Arundhati Roy, 7 mars 2024 (*). Les pays les plus riches et les plus puissants du monde occidental, ceux qui se prennent pour les gardiens de la flamme de l’engagement du monde moderne en faveur de la démocratie et des droits humains, financent ouvertement et applaudissent le génocide d’Israël à Gaza. La bande de Gaza a été transformée en camp de concentration. Ceux qui n’ont pas encore été tués meurent de faim. La quasi-totalité des habitants de Gaza a été déplacée. Leurs maisons, hôpitaux, universités, musées, infrastructures de toutes sortes ont été réduits à l’état de décombres. Leurs enfants ont été assassinés. Leur passé a été désintégré. Leur avenir est difficile à discerner.
Même si la plus haute juridiction du monde estime que presque tous les indicateurs semblent répondre à la définition légale du génocide, les soldats de Tsahal continuent de publier leurs « vidéos de victoire » moqueuses célébrant ce qui ressemble à des rituels diaboliques. Ils croient qu’aucun pouvoir au monde ne leur demandera des comptes. Mais ils se trompent. Eux et les enfants de leurs enfants seront hantés par ce qu’ils ont fait. Ils devront vivre avec le dégoût et l’horreur que le monde ressent pour eux. Et j’espère qu’un jour, tous ceux qui ont commis des crimes de guerre, quel que soit leur camp, seront jugés et punis pour ces crimes, en gardant à l’esprit qu’il n’y a pas d’équivalence entre les crimes commis par l’apartheid et l’occupation, et les crimes commis par ceux qui y résistent.
Le racisme est bien sûr la clé de voûte de tout acte de génocide. La rhétorique des plus hauts responsables de l’État israélien a, depuis la création d’Israël, déshumanisé les Palestiniens et les a assimilés à de la vermine et à des insectes, tout comme les nazis ont déshumanisé les juifs. C’est comme si ce poison diabolique, conservé jusqu’ici, était remis en circulation. Du puissant slogan « Never Again », le « Never » a été supprimé. Il ne nous reste plus que « Again ». (**)
Never Again
Le président Joe Biden, chef d’État du pays le plus riche et le plus puissant du monde, est démuni face à Israël, qui pourtant n’existerait pas sans le financement des Etats-Unis. Tout se passe comme si la créature avait pris le pas sur son créateur.
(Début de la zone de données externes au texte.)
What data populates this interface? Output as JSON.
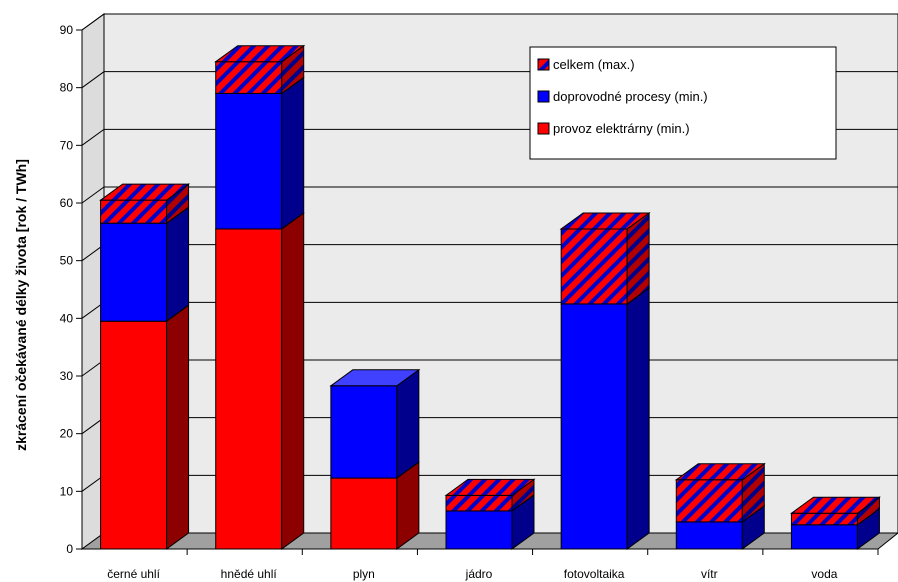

Tel un enfant sénile, Joe Biden apparaît devant la caméra, léchant un cornet de glace et marmonnant confusément à propos d’un cessez-le-feu, tandis que les responsables de l’armée et du gouvernement israéliens le défient ouvertement et jurent d’achever ce qu’ils ont commencé. Pour tenter d’enrayer l’hémorragie des votes de millions de jeunes étasuniens qui ne toléreront pas ce massacre en leur nom, Kamala Harris, vice-présidente des Etats-Unis, a été chargée d’appeler à un cessez-le-feu, alors que des milliards de dollars américains continuent d’affluer pour alimenter le génocide.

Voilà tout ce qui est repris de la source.